La memoria di Federica Mangiapelo, vittima di femminicidio, ferita da un atto di inciviltà. Il Comune promette il ripristino.
La panchina rossa dedicata a Federica Mangiapelo è stata vandalizzata. Il gesto, compiuto contro un simbolo di memoria e rispetto, ha suscitato forte reazione istituzionale e civile. Lo ha dichiarato con fermezza il sindaco di Anguillara Sabazia, Angelo Pizzigallo, condannando l’atto come
«vile e privo di sensibilità».
Il riferimento è alla panchina inaugurata per ricordare Federica, giovane vittima di femminicidio uccisa a 16 anni nel 2012 sulle rive del Lago di Bracciano.

La panchina rappresenta non solo un arredo urbano, ma un luogo di silenzio, riflessione e impegno contro la violenza di genere. Secondo il sindaco, vandalizzarla significa ferire la memoria di una ragazza e il dolore di una comunità intera.
La vicenda di Federica è nota da anni a tutta la comunità di Anguillara Sabazia. La sedicenne fu trovata senza vita la mattina dell’1 novembre 2012 sulle rive del lago, dopo la notte di Halloween. In seguito alle indagini e al processo, il fidanzato è stato condannato per omicidio volontario aggravato.

Nel suo comunicato, il sindaco ha assicurato che la panchina sarà ripristinata immediatamente e ha ribadito l’impegno dell’amministrazione a custodire e valorizzare la memoria di Federica. Ha anche sottolineato l’importanza di continuare a parlare, educare e mantenere viva l’attenzione contro ogni forma di violenza, perché
«la memoria è un dovere e il rispetto è responsabilità di tutti».
Questo atto di vandalismo riapre una ferita per la comunità: non è la prima volta che gli spazi legati alla memoria di Federica diventano oggetto di degrado o polemica pubblica. In passato, infatti, anche il giardino intitolato a lei aveva suscitato critiche per lo stato di manutenzione, sollevate dai familiari e da residenti.

Un dettaglio non può passare inosservato: l’atto vandalico è avvenuto proprio mentre si avvicina la fine della pena detentiva per Marco Di Muro, ex fidanzato di Federica e condannato in via definitiva per l’omicidio della ragazza.
L’uomo, in base alla condanna definitiva a 14 anni, potrebbe lasciare il carcere nel corso del 2026. Nessun elemento ufficiale collega i due eventi, ma la coincidenza temporale non può che riaccendere il dolore e le domande di una comunità che chiede rispetto, memoria e giustizia.
La mobilitazione civica rimane forte. Anguillara Sabazia si prepara ora a un atto concreto di ripristino, ma anche a un nuovo momento di riflessione pubblica sul valore della memoria collettiva e della lotta alla violenza sulle donne.

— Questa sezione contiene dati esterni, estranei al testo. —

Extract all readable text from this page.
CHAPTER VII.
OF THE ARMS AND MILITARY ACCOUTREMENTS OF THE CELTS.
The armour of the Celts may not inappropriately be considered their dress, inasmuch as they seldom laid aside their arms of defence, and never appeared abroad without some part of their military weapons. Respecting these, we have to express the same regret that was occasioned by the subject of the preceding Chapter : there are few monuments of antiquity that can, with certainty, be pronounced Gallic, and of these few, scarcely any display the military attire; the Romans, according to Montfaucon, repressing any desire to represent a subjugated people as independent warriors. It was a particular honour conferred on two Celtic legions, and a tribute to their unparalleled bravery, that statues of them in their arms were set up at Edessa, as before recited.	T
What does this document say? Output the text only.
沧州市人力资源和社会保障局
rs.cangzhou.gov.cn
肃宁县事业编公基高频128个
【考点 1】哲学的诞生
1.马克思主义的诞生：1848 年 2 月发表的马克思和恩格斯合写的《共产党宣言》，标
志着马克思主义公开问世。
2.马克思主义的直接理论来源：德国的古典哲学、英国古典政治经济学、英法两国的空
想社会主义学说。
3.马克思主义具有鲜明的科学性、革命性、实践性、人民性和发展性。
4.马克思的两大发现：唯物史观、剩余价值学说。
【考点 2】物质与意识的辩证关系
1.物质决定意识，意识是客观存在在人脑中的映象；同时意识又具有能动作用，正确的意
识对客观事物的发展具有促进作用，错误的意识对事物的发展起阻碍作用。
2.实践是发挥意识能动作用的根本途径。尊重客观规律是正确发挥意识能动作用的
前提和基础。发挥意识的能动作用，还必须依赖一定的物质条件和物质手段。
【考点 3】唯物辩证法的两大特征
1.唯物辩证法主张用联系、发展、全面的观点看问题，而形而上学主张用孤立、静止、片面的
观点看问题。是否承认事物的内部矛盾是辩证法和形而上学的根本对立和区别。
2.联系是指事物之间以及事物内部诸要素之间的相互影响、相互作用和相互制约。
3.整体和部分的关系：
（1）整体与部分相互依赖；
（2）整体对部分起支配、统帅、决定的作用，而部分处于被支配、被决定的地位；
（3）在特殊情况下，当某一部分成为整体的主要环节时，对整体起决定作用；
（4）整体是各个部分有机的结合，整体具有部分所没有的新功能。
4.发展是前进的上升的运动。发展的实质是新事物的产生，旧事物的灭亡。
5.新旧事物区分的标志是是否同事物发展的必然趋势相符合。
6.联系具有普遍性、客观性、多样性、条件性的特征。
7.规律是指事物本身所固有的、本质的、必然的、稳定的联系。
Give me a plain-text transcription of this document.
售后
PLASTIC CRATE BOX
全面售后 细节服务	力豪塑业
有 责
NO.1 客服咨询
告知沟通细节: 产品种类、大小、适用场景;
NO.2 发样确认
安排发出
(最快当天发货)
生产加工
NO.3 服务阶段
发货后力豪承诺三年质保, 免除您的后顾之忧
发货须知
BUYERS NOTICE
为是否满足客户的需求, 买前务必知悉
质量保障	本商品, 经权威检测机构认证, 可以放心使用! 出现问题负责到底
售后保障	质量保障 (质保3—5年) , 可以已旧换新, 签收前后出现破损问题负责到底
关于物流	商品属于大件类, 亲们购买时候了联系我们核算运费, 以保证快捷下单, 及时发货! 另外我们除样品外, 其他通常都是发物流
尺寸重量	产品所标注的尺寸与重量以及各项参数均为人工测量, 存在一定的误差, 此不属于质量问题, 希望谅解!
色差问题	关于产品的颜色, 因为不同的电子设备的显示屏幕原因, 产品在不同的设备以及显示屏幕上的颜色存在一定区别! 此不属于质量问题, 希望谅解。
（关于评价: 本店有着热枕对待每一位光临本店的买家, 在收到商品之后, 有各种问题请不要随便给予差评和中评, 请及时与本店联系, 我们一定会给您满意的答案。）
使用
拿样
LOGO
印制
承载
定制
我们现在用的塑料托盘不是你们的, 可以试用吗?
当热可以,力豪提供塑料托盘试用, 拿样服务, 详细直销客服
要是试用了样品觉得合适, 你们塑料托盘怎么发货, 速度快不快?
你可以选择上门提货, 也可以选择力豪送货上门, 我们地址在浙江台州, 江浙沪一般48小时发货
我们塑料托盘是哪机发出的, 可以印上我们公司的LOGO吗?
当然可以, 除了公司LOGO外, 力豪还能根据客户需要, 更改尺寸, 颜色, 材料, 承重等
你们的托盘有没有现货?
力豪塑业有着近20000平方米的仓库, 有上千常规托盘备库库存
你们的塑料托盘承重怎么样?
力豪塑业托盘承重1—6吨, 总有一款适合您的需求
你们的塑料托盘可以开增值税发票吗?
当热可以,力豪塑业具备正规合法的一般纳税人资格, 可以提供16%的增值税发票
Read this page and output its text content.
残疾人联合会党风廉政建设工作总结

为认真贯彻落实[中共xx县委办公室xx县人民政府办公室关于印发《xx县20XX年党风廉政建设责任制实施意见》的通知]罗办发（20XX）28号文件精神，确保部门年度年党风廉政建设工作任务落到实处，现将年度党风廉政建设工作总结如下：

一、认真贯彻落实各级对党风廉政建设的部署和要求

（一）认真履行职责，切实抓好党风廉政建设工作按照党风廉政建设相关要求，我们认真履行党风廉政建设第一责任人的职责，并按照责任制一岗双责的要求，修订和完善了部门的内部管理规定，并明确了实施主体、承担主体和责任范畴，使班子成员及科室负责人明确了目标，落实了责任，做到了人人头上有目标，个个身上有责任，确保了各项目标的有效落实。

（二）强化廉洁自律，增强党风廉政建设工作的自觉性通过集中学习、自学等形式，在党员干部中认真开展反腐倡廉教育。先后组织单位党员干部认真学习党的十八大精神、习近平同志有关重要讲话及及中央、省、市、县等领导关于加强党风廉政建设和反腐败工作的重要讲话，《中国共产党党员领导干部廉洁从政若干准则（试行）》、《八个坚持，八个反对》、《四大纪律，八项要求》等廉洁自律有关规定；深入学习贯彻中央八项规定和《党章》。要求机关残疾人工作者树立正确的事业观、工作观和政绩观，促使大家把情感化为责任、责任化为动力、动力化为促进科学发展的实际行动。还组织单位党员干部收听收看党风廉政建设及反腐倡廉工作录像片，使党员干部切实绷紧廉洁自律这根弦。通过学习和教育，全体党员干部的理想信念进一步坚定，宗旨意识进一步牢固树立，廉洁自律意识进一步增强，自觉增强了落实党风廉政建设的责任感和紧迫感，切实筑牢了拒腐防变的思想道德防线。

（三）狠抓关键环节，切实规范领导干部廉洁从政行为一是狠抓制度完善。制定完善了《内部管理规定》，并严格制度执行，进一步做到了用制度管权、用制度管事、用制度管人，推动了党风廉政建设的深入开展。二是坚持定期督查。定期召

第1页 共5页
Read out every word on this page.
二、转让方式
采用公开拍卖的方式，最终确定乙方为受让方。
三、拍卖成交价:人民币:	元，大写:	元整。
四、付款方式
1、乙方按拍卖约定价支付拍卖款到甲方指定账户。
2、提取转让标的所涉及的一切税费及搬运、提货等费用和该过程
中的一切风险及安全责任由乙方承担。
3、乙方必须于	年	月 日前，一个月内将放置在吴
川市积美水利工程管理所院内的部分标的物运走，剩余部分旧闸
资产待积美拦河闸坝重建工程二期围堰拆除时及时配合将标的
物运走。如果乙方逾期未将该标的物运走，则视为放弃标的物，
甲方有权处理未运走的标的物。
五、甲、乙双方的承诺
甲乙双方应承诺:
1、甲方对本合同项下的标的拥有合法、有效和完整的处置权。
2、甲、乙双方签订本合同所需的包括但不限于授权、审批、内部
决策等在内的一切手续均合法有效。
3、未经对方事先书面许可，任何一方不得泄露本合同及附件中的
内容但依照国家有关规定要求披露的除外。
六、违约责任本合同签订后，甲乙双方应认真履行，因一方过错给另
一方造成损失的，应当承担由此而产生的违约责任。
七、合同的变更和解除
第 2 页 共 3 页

Il vandalismo contro la panchina di Federica Mangiapelo arriva in un anno segnato da numeri ancora drammatici.
Nel 2025, secondo l’Osservatorio nazionale di Non una di meno, in Italia sono stati registrati 84 femminicidi: in media, una donna uccisa ogni quattro giorni. A questi si aggiungono altri casi legati alla violenza di genere, suicidi indotti e situazioni ancora in fase di accertamento.
Non si tratta solo di numeri, ma di storie spezzate, famiglie devastate, comunità ferite. Ricordare Federica significa riconoscere il peso di ogni singola perdita, trasformando la memoria in impegno concreto. Ogni gesto di rispetto conta. Ogni segno di inciviltà ci riguarda.